The service only lasted 18 months, but became an important icon of the West

pony express
Watercolor illustration of a pony express rider Corbis

After gold was discovered in California and people rushed to the soon-to-be state, communication across the vastness of America became a pressing priority. As a result, three business men, William Russell, Alexander Majors and William Waddell, who held government contracts to deliver military supplies to the West, saw an opportunity to improve mail delivery. On April 14, 1860, the very first mail delivered via the Pony Express reached San Francisco, just 11 days after it left St. Joseph, Mo. That makes today the 155th anniversary of that first ride, a fact that Google remembers with its Doodle

The Pony Express, a chain of horses and riders stretching across the country, built a legacy that lasts today as part of our perception of the classic Wild West. 

“The fact that [the mail] came in 10 days, instead of a month or in a month and a half, that was the excitement,“ Nancy Pope, historian and head curator for the Smithsonian’s National Postal Museum, told Tess Danielson, writing for the Christian Science Monitor. “In that era, it was suddenly like e-mail was born over letter writing. We don’t have to wait this huge length of time to get that information and it's now coming very, very quickly.”

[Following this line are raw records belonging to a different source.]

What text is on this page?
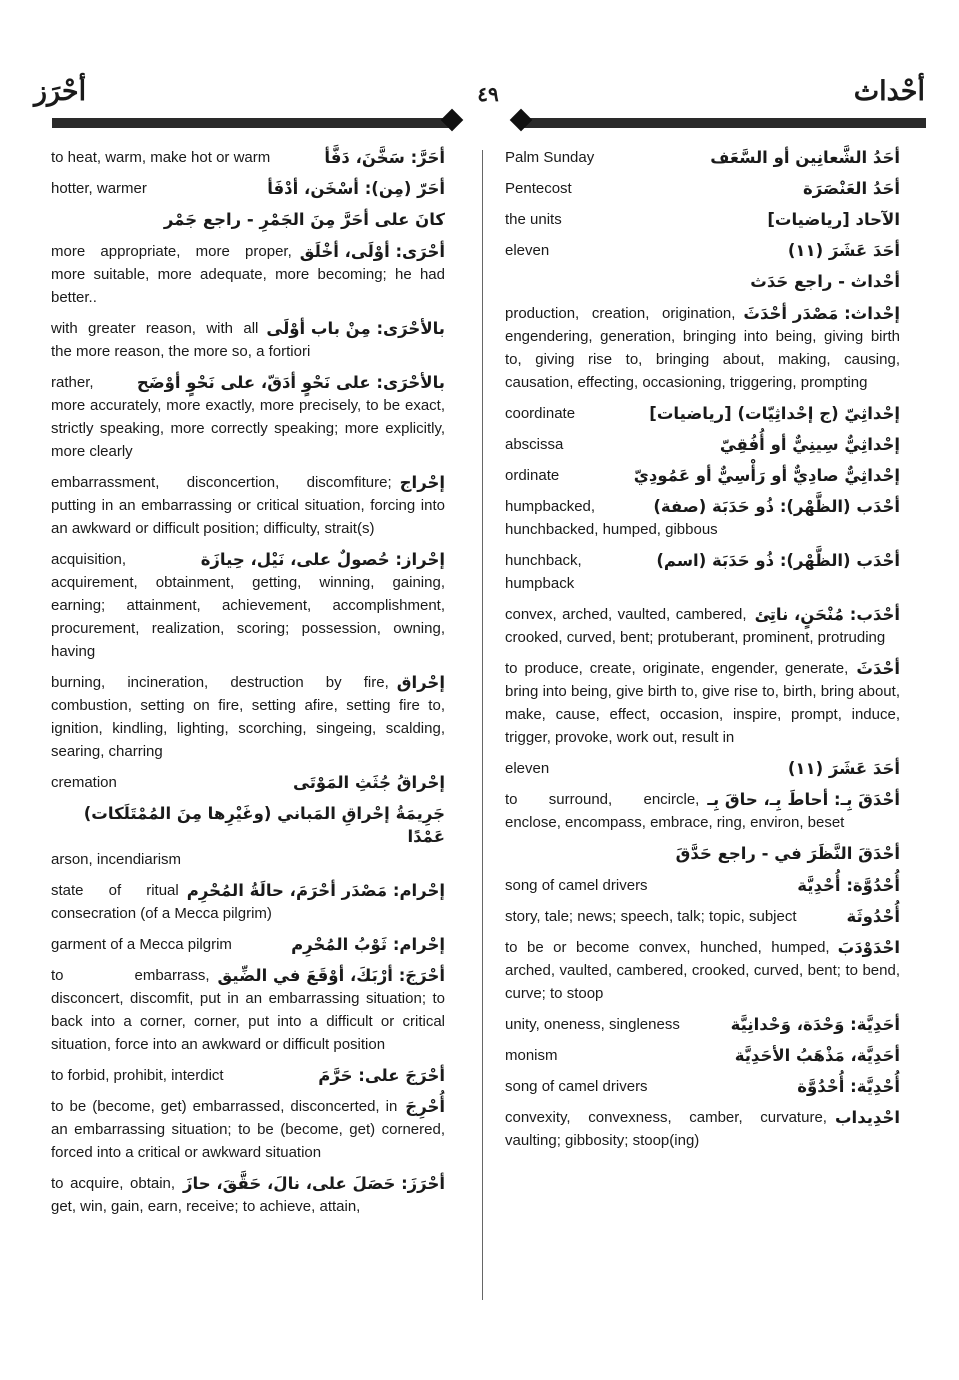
أحْرَز	٤٩	أحْداث
أحَرَّ: سَخَّنَ، دَفَّأ
to heat, warm, make hot or warm
أحَرّ (مِن): أسْخَن، أدْفَأ
hotter, warmer
كانَ على أحَرَّ مِنَ الجَمْرِ - راجع جَمْر
أحْرَى: أوْلَى، أخْلَق
more appropriate, more proper, more suitable, more adequate, more becoming; he had better..
بالأحْرَى: مِنْ باب أوْلَى
with greater reason, with all the more reason, the more so, a fortiori
بالأحْرَى: على نَحْوٍ أدَقّ، على نَحْوٍ أوْضَح
rather, more accurately, more exactly, more precisely, to be exact, strictly speaking, more correctly speaking; more explicitly, more clearly
إحْراج
embarrassment, disconcertion, discomfiture; putting in an embarrassing or critical situation, forcing into an awkward or difficult position; difficulty, strait(s)
إحْراز: حُصولٌ على، نَيْل، حِيازَة
acquisition, acquirement, obtainment, getting, winning, gaining, earning; attainment, achievement, accomplishment, procurement, realization, scoring; possession, owning, having
إحْراق
burning, incineration, destruction by fire, combustion, setting on fire, setting afire, setting fire to, ignition, kindling, lighting, scorching, singeing, scalding, searing, charring
إحْراقُ جُثَثِ المَوْتَى
cremation
جَرِيمَةُ إحْراقِ المَباني (وغَيْرِها مِنَ المُمْتَلَكات) عَمْدًا
arson, incendiarism
إحْرام: مَصْدَر أحْرَمَ، حالَةُ المُحْرِم
state of ritual consecration (of a Mecca pilgrim)
إحْرام: ثَوْبُ المُحْرِم
garment of a Mecca pilgrim
أحْرَجَ: أرْبَكَ، أوْقَعَ في الضِّيق
to embarrass, disconcert, discomfit, put in an embarrassing situation; to back into a corner, corner, put into a difficult or critical situation, force into an awkward or difficult position
أحْرَجَ على: حَرَّمَ
to forbid, prohibit, interdict
أُحْرِجَ
to be (become, get) embarrassed, disconcerted, in an embarrassing situation; to be (become, get) cornered, forced into a critical or awkward situation
أحْرَزَ: حَصَلَ على، نالَ، حَقَّقَ، حازَ
to acquire, obtain, get, win, gain, earn, receive; to achieve, attain,
أحَدُ الشَّعانِين أو السَّعَف
Palm Sunday
أحَدُ العَنْصَرَة
Pentecost
الآحاد [رياضيات]
the units
أحَدَ عَشَرَ (١١)
eleven
أحْداث - راجع حَدَث
إحْداث: مَصْدَر أحْدَثَ
production, creation, origination, engendering, generation, bringing into being, giving birth to, giving rise to, bringing about, making, causing, causation, effecting, occasioning, triggering, prompting
إحْداثِيّ (ج إحْداثِيّات) [رياضيات]
coordinate
إحْداثِيٌّ سِينِيٌّ أو أُفُقِيّ
abscissa
إحْداثِيٌّ صادِيٌّ أو رَأْسِيٌّ أو عَمُودِيّ
ordinate
أحْدَب (الظَّهْر): ذُو حَدَبَة (صفة)
humpbacked, hunchbacked, humped, gibbous
أحْدَب (الظَّهْر): ذُو حَدَبَة (اسم)
hunchback, humpback
أحْدَب: مُنْحَنٍ، ناتِئ
convex, arched, vaulted, cambered, crooked, curved, bent; protuberant, prominent, protruding
أحْدَثَ
to produce, create, originate, engender, generate, bring into being, give birth to, give rise to, birth, bring about, make, cause, effect, occasion, inspire, prompt, induce, trigger, provoke, work out, result in
أحَدَ عَشَرَ (١١)
eleven
أحْدَقَ بِـ: أحاطَ بِـ، حاقَ بِـ
to surround, encircle, enclose, encompass, embrace, ring, environ, beset
أحْدَقَ النَّظَرَ في - راجع حَدَّقَ
أُحْدُوَّة: أُحْدِيَّة
song of camel drivers
أُحْدُوثَة
story, tale; news; speech, talk; topic, subject
احْدَوْدَبَ
to be or become convex, hunched, humped, arched, vaulted, cambered, crooked, curved, bent; to bend, curve; to stoop
أحَدِيَّة: وَحْدَة، وَحْدانِيَّة
unity, oneness, singleness
أحَدِيَّة، مَذْهَبُ الأحَدِيَّة
monism
أُحْدِيَّة: أُحْدُوَّة
song of camel drivers
احْدِيداب
convexity, convexness, camber, curvature, vaulting; gibbosity; stoop(ing)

But the iconic riders only carried the West’s mail for 18 months and was "a financial disaster," Danielson writes. Competition from a national telegraph wire quickly made the riders outdated. 

Plus, "it hemorrhaged money from the first day," author Christopher Corbett told Vox. "It was a bit of a madcap idea from the get-go ... the structure of the business was deeply flawed."

The Pony Express never made a profit because it didn’t manage to secure a government contract for delivering letters, reports Phil Edwards for Vox. Plus, the Paiute War came at a bad time for the fledgling service. Edwards writes:

Some ledgers say the investors lost $200,000 in the venture and only made $90,000 in revenue. As the Postal Museum notes, the business lost up to $30 for every letter it carried.

Still, the audacious idea was enough to capture the imagination of the country. Buffalo Bill, whose Wild West show did much to build up the mythos of the West, claimed he rode for the Pony Express. Dime novels ran with the idea and came up with many fictional adventures for the riders. But even the bare facts were impressive. The riders had to be lean and skilled. They faced harsh weather in an already harsh landscape. Attacks from Native Americans have been exaggerated, but they did happen. Only rarely did mail fail to reach the destination—so-called "interrupted mail" from the Pony Express is rare and valuable.